Press Release

Tate awarded its largest research grant to date: $1.5 million from The Andrew W. Mellon Foundation

Tate has been awarded $1.5 million from The Andrew W. Mellon Foundation for a major research initiative that will develop innovative models for the conservation and management of recent and contemporary works of art. The award is the largest single research grant made to Tate and is for a three-and-a-half year period from January 2018.

The initiative, Reshaping the Collectible: When Artworks Live in the Museum, builds on Tate’s pioneering research and expertise in this area of conservation; responding to Tate’s bold acquisitions policy. It will contribute to theory and practice in collection care, curation and museum management, and will focus on recent and contemporary artworks which challenge the structures of the museum - such as time-based media, performative, live and digital art.

Maria Balshaw, Director of Tate, said:

‘Tate was the first museum to collect live and performance art and the first to recognise the need to develop time-based media conservation. The ways in which artists are working today mean we must deepen our expertise and look at how museums need to change. Thanks to support from the Mellon Foundation, this initiative will transform the way we meet the challenges at the forefront of artistic practice today. It will bring together pioneering practitioners and thinkers to reshape capacity to respond flexibly and with dynamism.’

The research will be grounded in six case studies drawn from works in the Tate collection; works which unfold over time and exist in multiple forms. These challenge the boundaries between artwork, record and archive and rely on complex networks of people, skills and technologies outside of the museum. The research team will work in partnership with a range of senior academics from around the world who are positioned to open up new areas of scholarship.

The initiative will host four visiting fellowships and one collaborative doctoral award with the University of Maastricht. The programme of activity will include a series of public keynote presentations, workshops and the production of a range of material for audiences, opening the lid on how museums work.

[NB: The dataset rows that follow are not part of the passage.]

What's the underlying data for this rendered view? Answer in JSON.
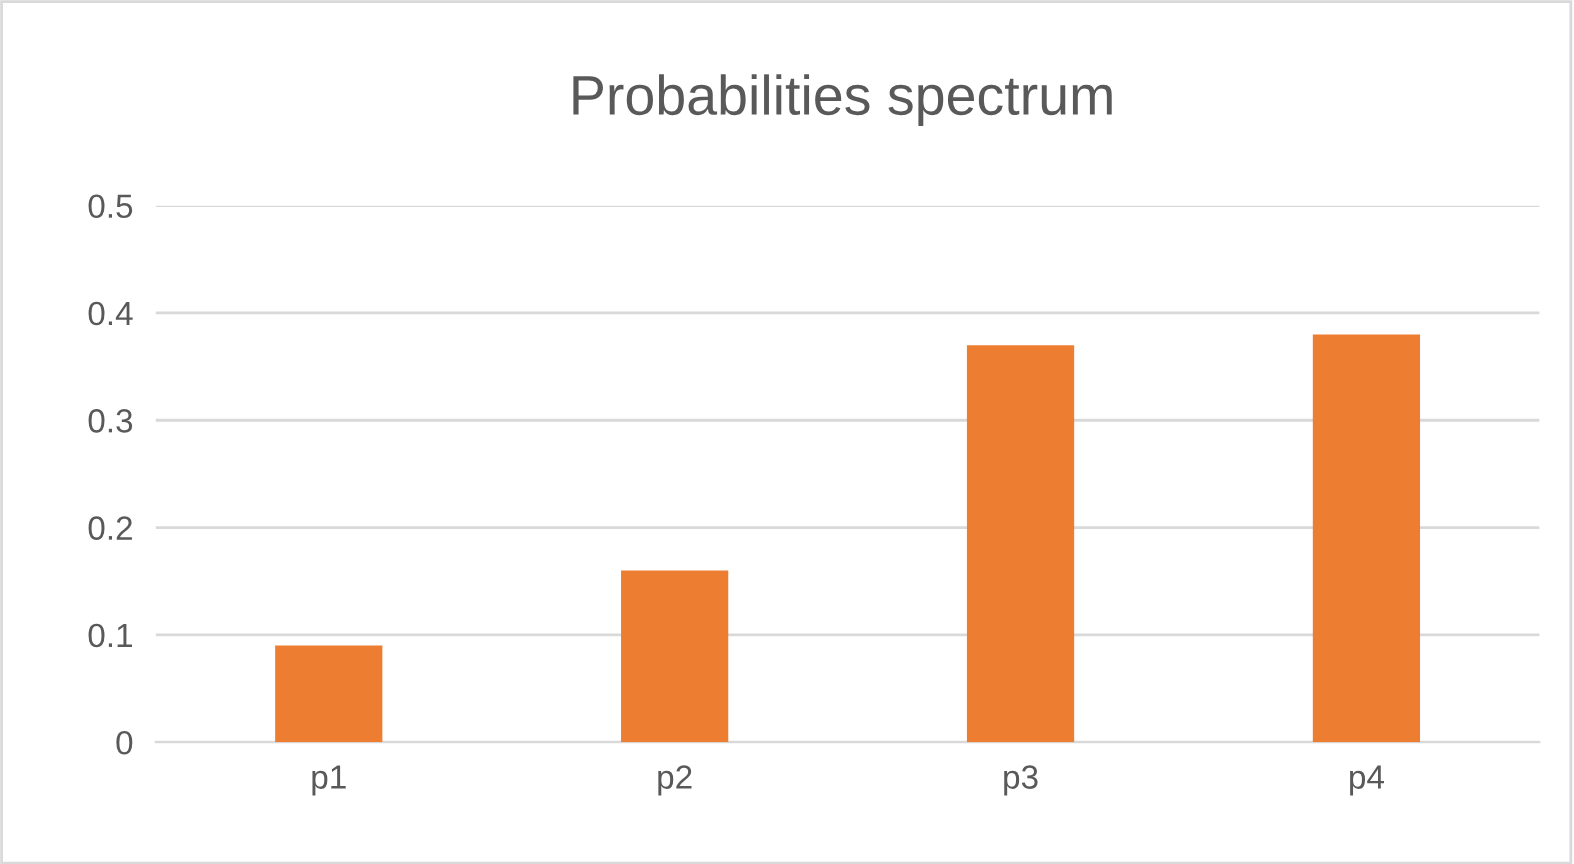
{
  "chart_data": {
    "type": "bar",
    "title": "Probabilities spectrum",
    "categories": [
      "p1",
      "p2",
      "p3",
      "p4"
    ],
    "values": [
      0.09,
      0.16,
      0.37,
      0.38
    ],
    "color": "#ed7d31",
    "ylim": [
      0,
      0.5
    ],
    "yticks": [
      0,
      0.1,
      0.2,
      0.3,
      0.4,
      0.5
    ],
    "grid": "y",
    "legend": false
  }
}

This interdisciplinary and collaborative project will be led by Tate’s Collection Care division and involve staff from across the museum. Principal investigator, Professor Pip Laurenson, Head of Collection Care Research at Tate, will lead the research and direct the work of the multi-disciplinary project team. Professor Laurenson said: ‘At the heart of this initiative is a desire to open up the museum and provide a generous invitation to our public, making visible the invisible lives of these artworks as they unfold within, and in dialogue with, the museum.’

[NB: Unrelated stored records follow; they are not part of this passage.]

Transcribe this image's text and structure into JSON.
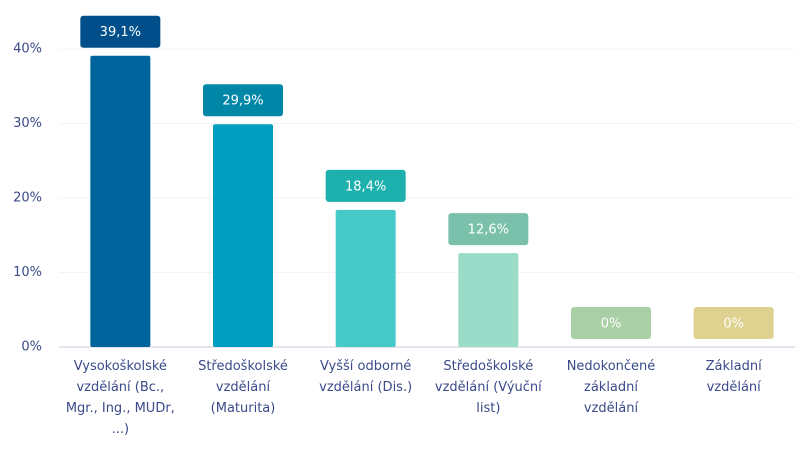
{
  "chart_data": {
    "type": "bar",
    "categories": [
      "Vysokoškolské vzdělání (Bc., Mgr., Ing., MUDr, ...)",
      "Středoškolské vzdělání (Maturita)",
      "Vyšší odborné vzdělání (Dis.)",
      "Středoškolské vzdělání (Výuční list)",
      "Nedokončené základní vzdělání",
      "Základní vzdělání"
    ],
    "values": [
      39.1,
      29.9,
      18.4,
      12.6,
      0,
      0
    ],
    "value_labels": [
      "39,1%",
      "29,9%",
      "18,4%",
      "12,6%",
      "0%",
      "0%"
    ],
    "colors": [
      "#00649c",
      "#009fc2",
      "#45c9c9",
      "#9adcc8",
      "#a7cfa5",
      "#ded08f"
    ],
    "label_colors": [
      "#004f8a",
      "#0087a8",
      "#1eb0ac",
      "#7ac0ab",
      "#a8cfa6",
      "#dfd18f"
    ],
    "ylim": [
      0,
      40
    ],
    "yticks": [
      {
        "value": 0,
        "label": "0%"
      },
      {
        "value": 10,
        "label": "10%"
      },
      {
        "value": 20,
        "label": "20%"
      },
      {
        "value": 30,
        "label": "30%"
      },
      {
        "value": 40,
        "label": "40%"
      }
    ],
    "grid": true
  }
}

Rosemary Lynch, Director of Collection Care, Tate said:

‘This generous and multi-faceted grant will not only enable us to enhance our research and practice in conservation, documentation and collection management, but also allow our audiences to see the diverse range of skills involved in caring for extraordinary art works in a contemporary museum. As well as providing new ways into art, we hope this will open a door into careers in our sector and encourage equally diverse young people to step through.’